Some information on the system itself. It is a public private partnership. The French Bollore Group invested in the fleet of Italian designed cars (Pininfarina) and spends 50 million euro’s annually to keep the fleet running. The City of Paris has invested 35 million in the charging points. As a customer you can choose between a yearly subscription (144 euro’s and 5 euro per half an hour), a monthly subscription (30 euro’s, 6 euro per half an hour), a weekly subscription (15 euro’s, 7 euro’s per half an hour) and a one day subscription (10 euro’s and 7 euro’s per half an hour). A total of 1750 cars has been registered in January 2013 and the Bollore Group’s goal is to deploy 3000 cars by 2013. By February 2013 the fleet had 65.000 subscribers and has driven a total cumulative of 15 million kilometer. There are over 650 charging stations in around 50 municipalities in the area of Ile-the-France with over 4000 charging points. The Bollore Company plans to expand the system on a short notice in Bordeaux and Lyon.

Sources: Wikipedia, Chicago Tribune, Paris, Autolib. Picture: Mairie de Paris

Clean fuel strategy

According to a European press release at the 24th of January: “The European Commission announced an ambitious package of measures to ensure the build-up of alternative fuel stations across Europe with common standards for their design and use. Policy initiatives so far have mostly addressed the actual fuels and vehicles, without considering fuels distribution. Efforts to provide incentives have been un-co-ordinated and insufficient.

Clean fuel is being held back by three main barriers: the high cost of vehicles, a low level of consumer acceptance, and the lack of recharging and refuelling stations. It is a vicious circle. Refuelling stations are not being built because there are not enough vehicles. Vehicles are not sold at competitive prices because there is not enough demand. Consumers do not buy the vehicles because they are expensive and the stations are not there. The Commission is therefore proposing a package of binding targets on Member States for a minimum level of infrastructure for clean fuels such as electricity, hydrogen and natural gas, as well as common EU wide standards for equipment needed.

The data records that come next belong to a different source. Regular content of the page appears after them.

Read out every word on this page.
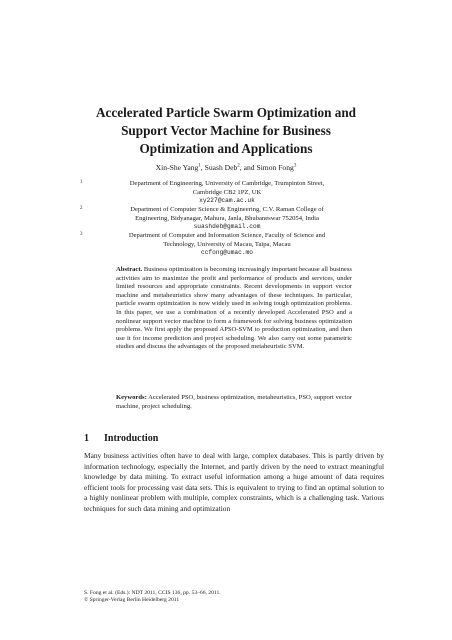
Accelerated Particle Swarm Optimization and
Support Vector Machine for Business
Optimization and Applications
Xin-She Yang$^1$, Suash Deb$^2$, and Simon Fong$^3$
1	Department of Engineering, University of Cambridge, Trumpinton Street,
Cambridge CB2 1PZ, UK
xy227@cam.ac.uk
2	Department of Computer Science & Engineering, C.V. Raman College of
Engineering, Bidyanagar, Mahura, Janla, Bhubaneswar 752054, India
suashdeb@gmail.com
3	Department of Computer and Information Science, Faculty of Science and
Technology, University of Macau, Taipa, Macau
ccfong@umac.mo
Abstract. Business optimization is becoming increasingly important because all business activities aim to maximize the profit and performance of products and services, under limited resources and appropriate constraints. Recent developments in support vector machine and metaheuristics show many advantages of these techniques. In particular, particle swarm optimization is now widely used in solving tough optimization problems. In this paper, we use a combination of a recently developed Accelerated PSO and a nonlinear support vector machine to form a framework for solving business optimization problems. We first apply the proposed APSO-SVM to production optimization, and then use it for income prediction and project scheduling. We also carry out some parametric studies and discuss the advantages of the proposed metaheuristic SVM.
Keywords: Accelerated PSO, business optimization, metaheuristics, PSO, support vector machine, project scheduling.
1 Introduction
Many business activities often have to deal with large, complex databases. This is partly driven by information technology, especially the Internet, and partly driven by the need to extract meaningful knowledge by data mining. To extract useful information among a huge amount of data requires efficient tools for processing vast data sets. This is equivalent to trying to find an optimal solution to a highly nonlinear problem with multiple, complex constraints, which is a challenging task. Various techniques for such data mining and optimization
S. Fong et al. (Eds.): NDT 2011, CCIS 136, pp. 53–66, 2011.
© Springer-Verlag Berlin Heidelberg 2011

EC Vice President Siim Kallas responsible for Transport said. “Developing innovative and alternative fuels is an obvious way to make Europe’s economy more resource efficient, to reduce our overdependence on oil and develop a transport industry which is ready to respond to the demands of the 21st century. Between them, China and the US plan to have more than 6 million electric vehicles on the road by 2020. This is major opportunity for Europe to establish a strong position in a fast growing global market.”

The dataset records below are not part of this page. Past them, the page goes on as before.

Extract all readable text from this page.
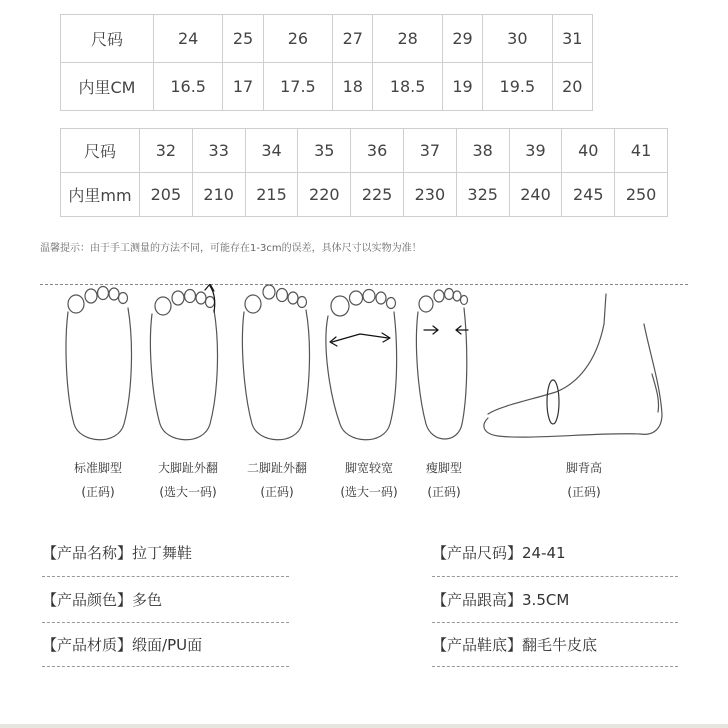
尺码	24	25	26	27	28	29	30	31
内里CM	16.5	17	17.5	18	18.5	19	19.5	20
尺码	32	33	34	35	36	37	38	39	40	41
内里mm	205	210	215	220	225	230	325	240	245	250
温馨提示：由于手工测量的方法不同，可能存在1-3cm的误差，具体尺寸以实物为准！
标准脚型
(正码)
大脚趾外翻
(选大一码)
二脚趾外翻
(正码)
脚宽较宽
(选大一码)
瘦脚型
(正码)
脚背高
(正码)
【产品名称】拉丁舞鞋	【产品尺码】24-41
【产品颜色】多色	【产品跟高】3.5CM
【产品材质】缎面/PU面	【产品鞋底】翻毛牛皮底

The clean fuel strategy is committed to various clean fuels ranging from electricity to hydrogen. This post focuses only on the ambition for electric vehicles.

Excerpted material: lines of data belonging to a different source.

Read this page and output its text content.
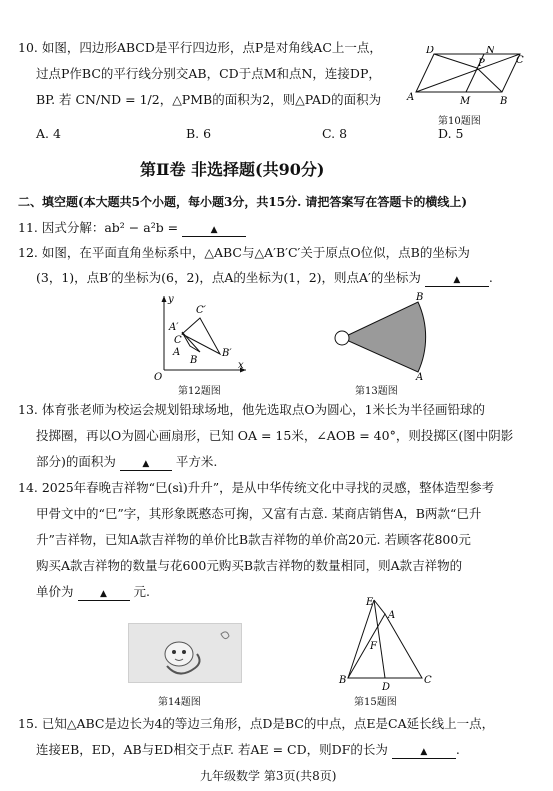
10. 如图，四边形ABCD是平行四边形，点P是对角线AC上一点，
过点P作BC的平行线分别交AB，CD于点M和点N，连接DP，
BP. 若 CN/ND = 1/2，△PMB的面积为2，则△PAD的面积为
A. 4	B. 6	C. 8	D. 5
D	N
C
P
A	M	B
第10题图
第Ⅱ卷 非选择题(共90分)
二、填空题(本大题共5个小题，每小题3分，共15分. 请把答案写在答题卡的横线上)
11. 因式分解：ab² − a²b =	▲
12. 如图，在平面直角坐标系中，△ABC与△A′B′C′关于原点O位似，点B的坐标为
(3，1)，点B′的坐标为(6，2)，点A的坐标为(1，2)，则点A′的坐标为	▲ .
y
C′
A′
C
A
B
B′
O
x
第12题图
B
A
第13题图
13. 体育张老师为校运会规划铅球场地，他先选取点O为圆心，1米长为半径画铅球的
投掷圈，再以O为圆心画扇形，已知 OA = 15米，∠AOB = 40°，则投掷区(图中阴影
部分)的面积为	▲ 平方米.
14. 2025年春晚吉祥物“巳(sì)升升”，是从中华传统文化中寻找的灵感，整体造型参考
甲骨文中的“巳”字，其形象既憨态可掬，又富有古意. 某商店销售A，B两款“巳升
升”吉祥物，已知A款吉祥物的单价比B款吉祥物的单价高20元. 若顾客花800元
购买A款吉祥物的数量与花600元购买B款吉祥物的数量相同，则A款吉祥物的
单价为	▲ 元.
第14题图
E
A
F
B
D
C
第15题图
15. 已知△ABC是边长为4的等边三角形，点D是BC的中点，点E是CA延长线上一点，
连接EB，ED，AB与ED相交于点F. 若AE = CD，则DF的长为	▲ .
九年级数学 第3页(共8页)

……”Electricity: the situation for electric charging points varies greatly across the EU. The leading countries are Germany, France, the Netherlands, Spain and the UK. Under this proposal a minimum number of recharging points, using a common plug will be required for each Member State (see table attached). The aim is to put in place a critical mass of charging points so that companies will mass produce the cars at reasonable prices. A common EU wide plug is an essential element for the roll out of this fuel. To end uncertainty in the market, today the Commission has announced the use of the “Type 2” plug as the common standard for the whole of Europe.